L’uomo s’impadronì di quello che considerò e definì il mondo. La natura divenne concreta, precedente: metafisica astanza; ed ebbe uno dei suoi momenti fondamentali nell’illustrazione del potere: grafica, plastica, metaforica ( monumenti, piramidi, spettacoli, esaltazioni…) Atto di assudditamento al dominio che ben presto fu oggetto di contestazione degli autori greco – latini, accompagnata però sempre dalla proposta di sostituire il vecchio potere con un potere nuovo.

Ne seguì l’imposizione del Discorso occidentale, quanto dire di una rigida visione etnocentrica. Cioè di un mondo alla rovescia. Nel quale continuano a venire prima le determinazioni, le classificazioni, le interpretazioni, e solo successivamente le osservazioni sul campo. Insomma un mondo in cui il primitivo è per definizione «alterità», l’esatto contrario di ciò che è «appropriato», accettabile. Una visione peggiorativa di un mondo popolato da un lato da civili, dall’altro da individui chiamati “barbari” e “pagani”. Incapaci  di visioni teologiche religise. Incapaci di attingere al logos e di rinunciare alla loro istintuale violenza.  È accaduto così che i “ selvaggi” venissero ridotti a uomini di natura, Tra i quali non si mancò di distinguere una categoria, quella dei buoni selvaggi. Tant’è che i  primi esploratori dei mondi nuovi ( Americhe, Oceania, Australia…) appaiono incerti tra una nozione peggiorativa e una idealizzazione del buon selvaggio ritenuto docile e facilmente convertibile ai valori del Discorso.

Punti di vista che non ammetteva e tuttora non ammettono se non la loro aprioristica accettazione, ed è su questo presupposto che in pratica si fondano tutte le antropologie e le etnografie. Nonostante i tentativi di alcuni, per esempi Lévi–Strauss (1962 di elaborare la proposta di una pensée souvage come dotata di una propria razionalità esplicatesi in un bricolage intellettuale, in una capacità sia pure imprecisa, spesso patetica, di intervenire sul mondo anziché semplicemente subirlo.
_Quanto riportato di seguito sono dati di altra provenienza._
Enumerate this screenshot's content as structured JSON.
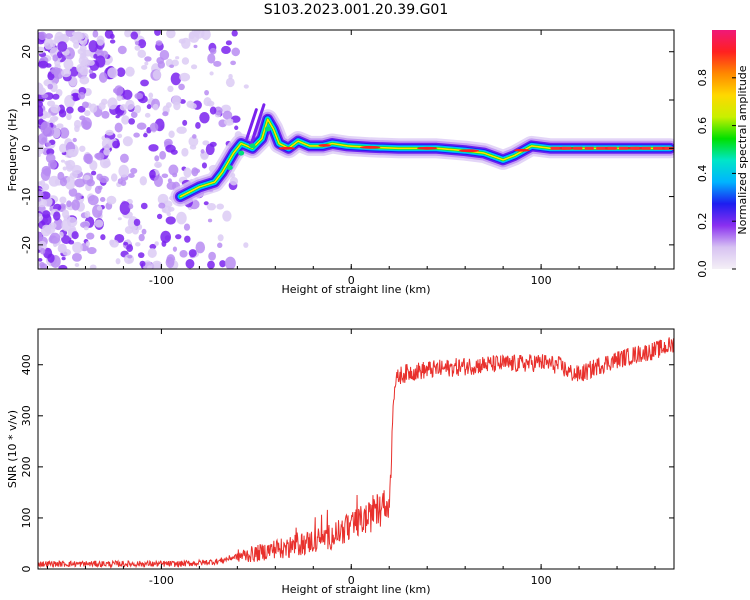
{
  "figure_title": "S103.2023.001.20.39.G01",
  "chart_data": [
    {
      "type": "heatmap",
      "title": "S103.2023.001.20.39.G01",
      "xlabel": "Height of straight line (km)",
      "ylabel": "Frequency (Hz)",
      "xlim": [
        -165,
        170
      ],
      "ylim": [
        -25,
        24.5
      ],
      "xticks": [
        "-100",
        "0",
        "100"
      ],
      "yticks": [
        "-20",
        "-10",
        "0",
        "10",
        "20"
      ],
      "colorbar": {
        "label": "Normalized spectral amplitude",
        "range": [
          0,
          1
        ],
        "ticks": [
          "0.0",
          "0.2",
          "0.4",
          "0.6",
          "0.8"
        ],
        "colormap": [
          "#f4f0f6",
          "#d7c2f2",
          "#8a30f0",
          "#1d1df0",
          "#00b4ff",
          "#00e6c8",
          "#00e000",
          "#c8f000",
          "#ffd800",
          "#ff8800",
          "#ff2020",
          "#f01878"
        ]
      },
      "ridge": {
        "description_points": [
          [
            -90,
            -10
          ],
          [
            -80,
            -8
          ],
          [
            -72,
            -7
          ],
          [
            -68,
            -5
          ],
          [
            -62,
            -1
          ],
          [
            -58,
            1
          ],
          [
            -52,
            0
          ],
          [
            -47,
            2
          ],
          [
            -44,
            6
          ],
          [
            -41,
            4
          ],
          [
            -38,
            1
          ],
          [
            -33,
            0
          ],
          [
            -28,
            1.5
          ],
          [
            -22,
            0.5
          ],
          [
            -15,
            0.5
          ],
          [
            -10,
            1
          ],
          [
            -2,
            0.5
          ],
          [
            10,
            0.2
          ],
          [
            25,
            0
          ],
          [
            45,
            0
          ],
          [
            60,
            -0.5
          ],
          [
            70,
            -1
          ],
          [
            80,
            -2.4
          ],
          [
            86,
            -1.5
          ],
          [
            95,
            0.5
          ],
          [
            105,
            0
          ],
          [
            120,
            0
          ],
          [
            150,
            0
          ],
          [
            168,
            0
          ]
        ]
      },
      "grid": false
    },
    {
      "type": "line",
      "title": "",
      "xlabel": "Height of straight line (km)",
      "ylabel": "SNR (10 * v/v)",
      "xlim": [
        -165,
        170
      ],
      "ylim": [
        0,
        470
      ],
      "xticks": [
        "-100",
        "0",
        "100"
      ],
      "yticks": [
        "0",
        "100",
        "200",
        "300",
        "400"
      ],
      "color": "#e8302c",
      "series": [
        {
          "name": "",
          "x": [
            -165,
            -150,
            -130,
            -110,
            -90,
            -80,
            -70,
            -60,
            -50,
            -45,
            -40,
            -35,
            -30,
            -25,
            -20,
            -15,
            -10,
            -5,
            0,
            5,
            10,
            12,
            15,
            18,
            20,
            21,
            22,
            23,
            25,
            30,
            40,
            50,
            60,
            70,
            80,
            90,
            100,
            110,
            115,
            120,
            125,
            130,
            140,
            150,
            160,
            170
          ],
          "y": [
            10,
            10,
            10,
            10,
            10,
            12,
            15,
            25,
            30,
            35,
            40,
            40,
            45,
            50,
            55,
            60,
            65,
            75,
            80,
            95,
            100,
            120,
            115,
            120,
            120,
            200,
            330,
            360,
            378,
            385,
            390,
            393,
            397,
            400,
            402,
            402,
            405,
            398,
            385,
            380,
            388,
            398,
            410,
            420,
            428,
            440
          ]
        }
      ],
      "grid": false
    }
  ]
}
Ciò che non toglie che abbia continuato ad avere amplissimo seguito la favola del primitivo come indifferente, in quanto incapace di concepire la propria origine. Insomma la mitologia del selvaggio – astorico, per il quale il tempo si sarebbe fermato, e avrebbe continuato a roteare su se stesso, senza potere assumere al fisionomia del tempo lineare, concetto insostituibil e indiscutibile  del progresso e della modernità: la freccia diretta senza deviazioni a una fine- forse ignota,  ma che consiste per certo nella conquista delle stelle, e in  un futuro sempre migliore. Il tempo quale è stato ed è saldissimamente concepito dal pensiero etnocentrico occidentale.
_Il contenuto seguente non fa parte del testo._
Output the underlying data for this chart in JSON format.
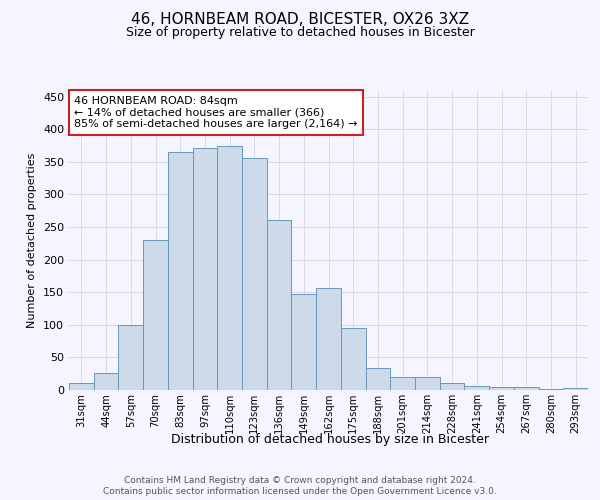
{
  "title_line1": "46, HORNBEAM ROAD, BICESTER, OX26 3XZ",
  "title_line2": "Size of property relative to detached houses in Bicester",
  "xlabel": "Distribution of detached houses by size in Bicester",
  "ylabel": "Number of detached properties",
  "categories": [
    "31sqm",
    "44sqm",
    "57sqm",
    "70sqm",
    "83sqm",
    "97sqm",
    "110sqm",
    "123sqm",
    "136sqm",
    "149sqm",
    "162sqm",
    "175sqm",
    "188sqm",
    "201sqm",
    "214sqm",
    "228sqm",
    "241sqm",
    "254sqm",
    "267sqm",
    "280sqm",
    "293sqm"
  ],
  "values": [
    10,
    26,
    100,
    230,
    365,
    371,
    374,
    356,
    260,
    147,
    156,
    95,
    33,
    20,
    20,
    10,
    6,
    4,
    4,
    1,
    3
  ],
  "bar_color": "#ccdaea",
  "bar_edge_color": "#6699bb",
  "annotation_text_line1": "46 HORNBEAM ROAD: 84sqm",
  "annotation_text_line2": "← 14% of detached houses are smaller (366)",
  "annotation_text_line3": "85% of semi-detached houses are larger (2,164) →",
  "annotation_box_facecolor": "#ffffff",
  "annotation_box_edgecolor": "#cc2222",
  "footer_line1": "Contains HM Land Registry data © Crown copyright and database right 2024.",
  "footer_line2": "Contains public sector information licensed under the Open Government Licence v3.0.",
  "ylim": [
    0,
    460
  ],
  "yticks": [
    0,
    50,
    100,
    150,
    200,
    250,
    300,
    350,
    400,
    450
  ],
  "background_color": "#f5f5ff",
  "grid_color": "#d0d0e0"
}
Occorre però astenersi da un trattamento paritario del selvaggio e del portatore del Discorso. Altrimenti, non si spiegherebbe la riduzione del primo a uomo di natura, essere inferiore, incapace di effettivo logos e, come gli aborigeni australiani, dedito al dreamtime, che, vuole la favola etnografica, consisterebbe nell’attendere passivamente la rivelazione della lancia, dello scudo, dell’animale buono da cacciare, delle vie dei canti da percorrere, a opera e per grazia di un eterno antenato.